-Henry Creel-

447 27 0
                                    

Stranger things açılışı başlasın o zaman!

Oops! This image does not follow our content guidelines. To continue publishing, please remove it or upload a different image.

Stranger things açılışı başlasın o zaman!

***

Your name:Lou Beth Wren

Your age:18

Your number:9

Bugün doğum günündü. Sadece baba kutlamıştı. Onun dışındakiler bilse tuhaf olurdu zaten. Gergindin. Baba 18 yaşına girenlerin yavaşça güçlerini kaybettiğini söylemişti. Ve işin tuhaf yanı sen daha da güçlenmiştin. Çocukluğun hakkında hiçbir şey hatırlamıyordun.
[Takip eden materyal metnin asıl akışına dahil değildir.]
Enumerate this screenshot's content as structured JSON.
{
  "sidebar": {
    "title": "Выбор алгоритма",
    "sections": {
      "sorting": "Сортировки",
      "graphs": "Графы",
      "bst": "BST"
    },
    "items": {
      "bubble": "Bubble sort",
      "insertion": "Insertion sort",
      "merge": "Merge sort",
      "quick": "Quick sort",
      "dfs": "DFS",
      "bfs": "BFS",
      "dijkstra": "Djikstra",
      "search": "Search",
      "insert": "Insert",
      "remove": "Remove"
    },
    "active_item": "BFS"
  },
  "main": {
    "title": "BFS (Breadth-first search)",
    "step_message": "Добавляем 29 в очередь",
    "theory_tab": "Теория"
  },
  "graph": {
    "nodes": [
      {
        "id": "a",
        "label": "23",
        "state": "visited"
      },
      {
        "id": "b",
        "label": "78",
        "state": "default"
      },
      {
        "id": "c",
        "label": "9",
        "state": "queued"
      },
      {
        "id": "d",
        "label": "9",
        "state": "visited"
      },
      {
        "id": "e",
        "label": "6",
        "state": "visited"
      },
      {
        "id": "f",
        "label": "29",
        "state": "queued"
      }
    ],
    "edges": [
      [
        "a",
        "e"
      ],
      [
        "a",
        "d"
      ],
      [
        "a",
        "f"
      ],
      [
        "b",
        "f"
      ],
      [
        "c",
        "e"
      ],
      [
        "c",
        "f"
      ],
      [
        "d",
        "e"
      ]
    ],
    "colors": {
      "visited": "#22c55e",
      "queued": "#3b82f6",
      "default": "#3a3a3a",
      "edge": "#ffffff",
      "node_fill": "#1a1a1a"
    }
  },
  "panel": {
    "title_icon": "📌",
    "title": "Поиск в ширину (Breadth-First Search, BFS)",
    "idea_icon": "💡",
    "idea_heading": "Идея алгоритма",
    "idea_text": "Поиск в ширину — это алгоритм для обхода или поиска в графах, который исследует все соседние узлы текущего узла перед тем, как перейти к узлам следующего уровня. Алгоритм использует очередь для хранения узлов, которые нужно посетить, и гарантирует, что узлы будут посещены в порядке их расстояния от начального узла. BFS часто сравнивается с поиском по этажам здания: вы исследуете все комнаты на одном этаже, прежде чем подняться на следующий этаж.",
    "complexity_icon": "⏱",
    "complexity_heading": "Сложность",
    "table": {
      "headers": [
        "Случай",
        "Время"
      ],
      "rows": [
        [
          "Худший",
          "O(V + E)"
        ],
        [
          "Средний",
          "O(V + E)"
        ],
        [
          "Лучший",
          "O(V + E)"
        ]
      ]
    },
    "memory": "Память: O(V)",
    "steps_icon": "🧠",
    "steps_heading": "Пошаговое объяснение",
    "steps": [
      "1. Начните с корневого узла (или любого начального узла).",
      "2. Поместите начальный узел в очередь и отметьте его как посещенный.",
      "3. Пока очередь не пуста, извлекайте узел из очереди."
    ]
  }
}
Kendini bildin bileli laboratuvardaydın.

18 yaşına girmiş olan tüm denekler ortadan kaybolmuş oluyordu. Ancak onlar zayıfladıkları için gönderiliyordu. Elin ayağın titriyordu. Odanda ki hoparlörden duymuştun babanın doğum gününü kutladığını, yüz yüze değildi. Ancak yanına birilerini gönderdiğini hissediyordun.

Seni teste sokacaktı. Güçlerinin hala kaldığını bilmeliydi ki seni öldürmesin. Ama ona güçlendiğini söyleyemeye de niyetli değildin. Üzerine daha fazla çalışmasını istemiyordun. Daha fazla radyasyon ne senin için ne de diğerleri için iyi olmazdı. Kapının tıklatılması ile elini incelemeyi bıraktın.
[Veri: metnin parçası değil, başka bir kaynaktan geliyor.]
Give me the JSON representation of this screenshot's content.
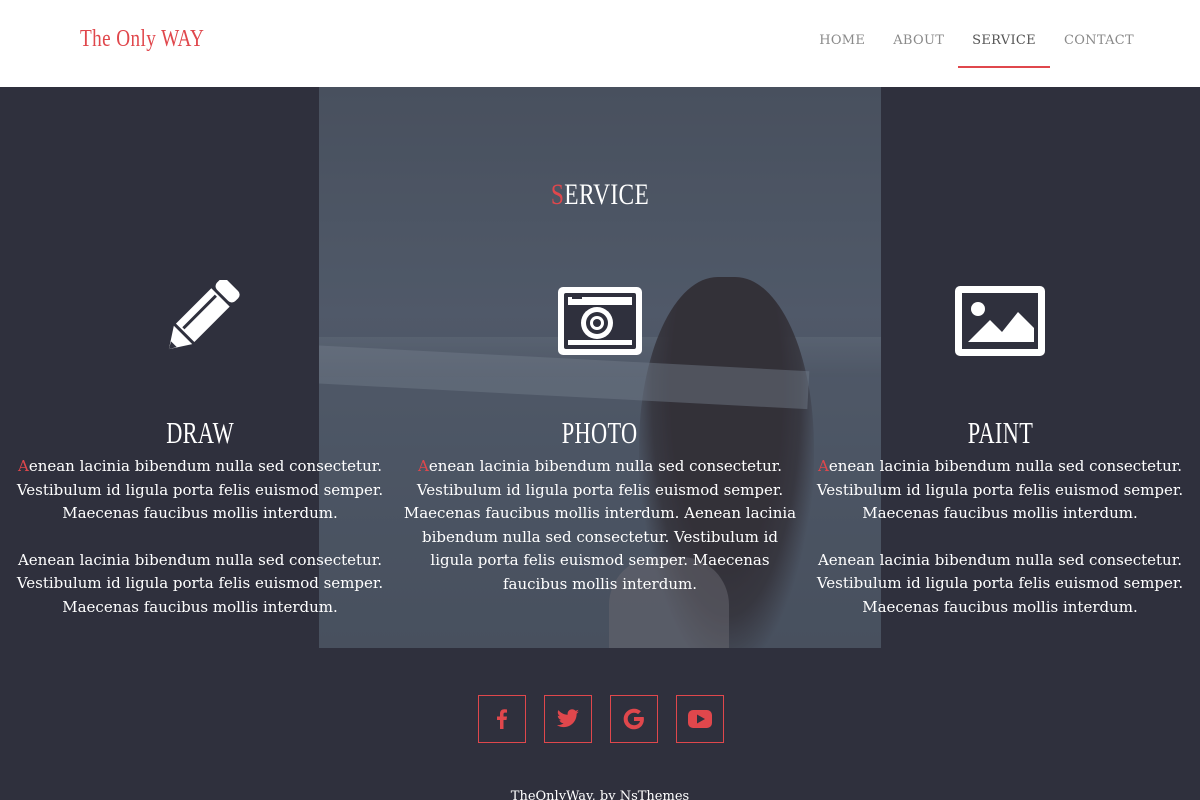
{
  "header": {
    "logo": "The Only WAY",
    "nav": [
      {
        "label": "HOME",
        "active": false
      },
      {
        "label": "ABOUT",
        "active": false
      },
      {
        "label": "SERVICE",
        "active": true
      },
      {
        "label": "CONTACT",
        "active": false
      }
    ]
  },
  "section": {
    "title_first": "S",
    "title_rest": "ERVICE"
  },
  "services": [
    {
      "icon": "pencil-icon",
      "title": "DRAW",
      "p1_first": "A",
      "p1_rest": "enean lacinia bibendum nulla sed consectetur. Vestibulum id ligula porta felis euismod semper. Maecenas faucibus mollis interdum.",
      "p2": "Aenean lacinia bibendum nulla sed consectetur. Vestibulum id ligula porta felis euismod semper. Maecenas faucibus mollis interdum."
    },
    {
      "icon": "camera-icon",
      "title": "PHOTO",
      "p1_first": "A",
      "p1_rest": "enean lacinia bibendum nulla sed consectetur. Vestibulum id ligula porta felis euismod semper. Maecenas faucibus mollis interdum. Aenean lacinia bibendum nulla sed consectetur. Vestibulum id ligula porta felis euismod semper. Maecenas faucibus mollis interdum."
    },
    {
      "icon": "image-icon",
      "title": "PAINT",
      "p1_first": "A",
      "p1_rest": "enean lacinia bibendum nulla sed consectetur. Vestibulum id ligula porta felis euismod semper. Maecenas faucibus mollis interdum.",
      "p2": "Aenean lacinia bibendum nulla sed consectetur. Vestibulum id ligula porta felis euismod semper. Maecenas faucibus mollis interdum."
    }
  ],
  "social": [
    {
      "icon": "facebook-icon"
    },
    {
      "icon": "twitter-icon"
    },
    {
      "icon": "google-icon"
    },
    {
      "icon": "youtube-icon"
    }
  ],
  "footer": {
    "credit": "TheOnlyWay, by NsThemes"
  },
  "colors": {
    "accent": "#e0474c",
    "background": "#2f303d",
    "header_bg": "#ffffff"
  }
}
Gerginlik ile kapıya baktın ve açılmasını sağladın. İki tane asker kapının önünde iki tane de arkalarında duruyordu. Her deneği almaya geldiklerinde bu olurdu. Ayağa kalktın ve sana seslenmelerine izin vermeden yürümeye başladın. Onlar da seninle muhabbet etmeye hevesli durmuyorlardı. Burada pek iyi bir şöhretin yoktu.

Koridor her zamankinden sessizdi. O an anladın diğer herkesin 18 olduğunu bildiğini. Hepsi senin götürülmeni bekliyordu sessizce. Bu onlar için iyi olurdu. Ancak sen gönderilmeyeceğeni biliyordun. Korktuğun tek şey babanın güçlerinin arttığını makinelerden anlamasıydı.

Makineyi kandırabilirdin ama baba gözünü bir saniye bile makineden ayırmazsa sorun olurdu. Hızlı yapamazsan illaki ani değişikliği farkederdi. Zihin kontrol yeteneğin vardı ancak baba bunlara göre önlem almıştı. Doktor Martin Brenner teknolojinin en nadide parçalarına erişebiliyordu.

Önden ilerleyen iki askeri takip ederken arkadakiler de korkup kaçma ihtimaline karşı silahlarını tetikte tutuyorlardı.

Bir odanın karşısında durduğunda buranın önceki 18 yaşına girenlerin girdiği oda olduğunu anladın. Buraya girip de mutlu çıkan olmamıştı. Yutkundun. Yukarıda ki kameraya göz attığında kırmızı nokta yanıp söndü.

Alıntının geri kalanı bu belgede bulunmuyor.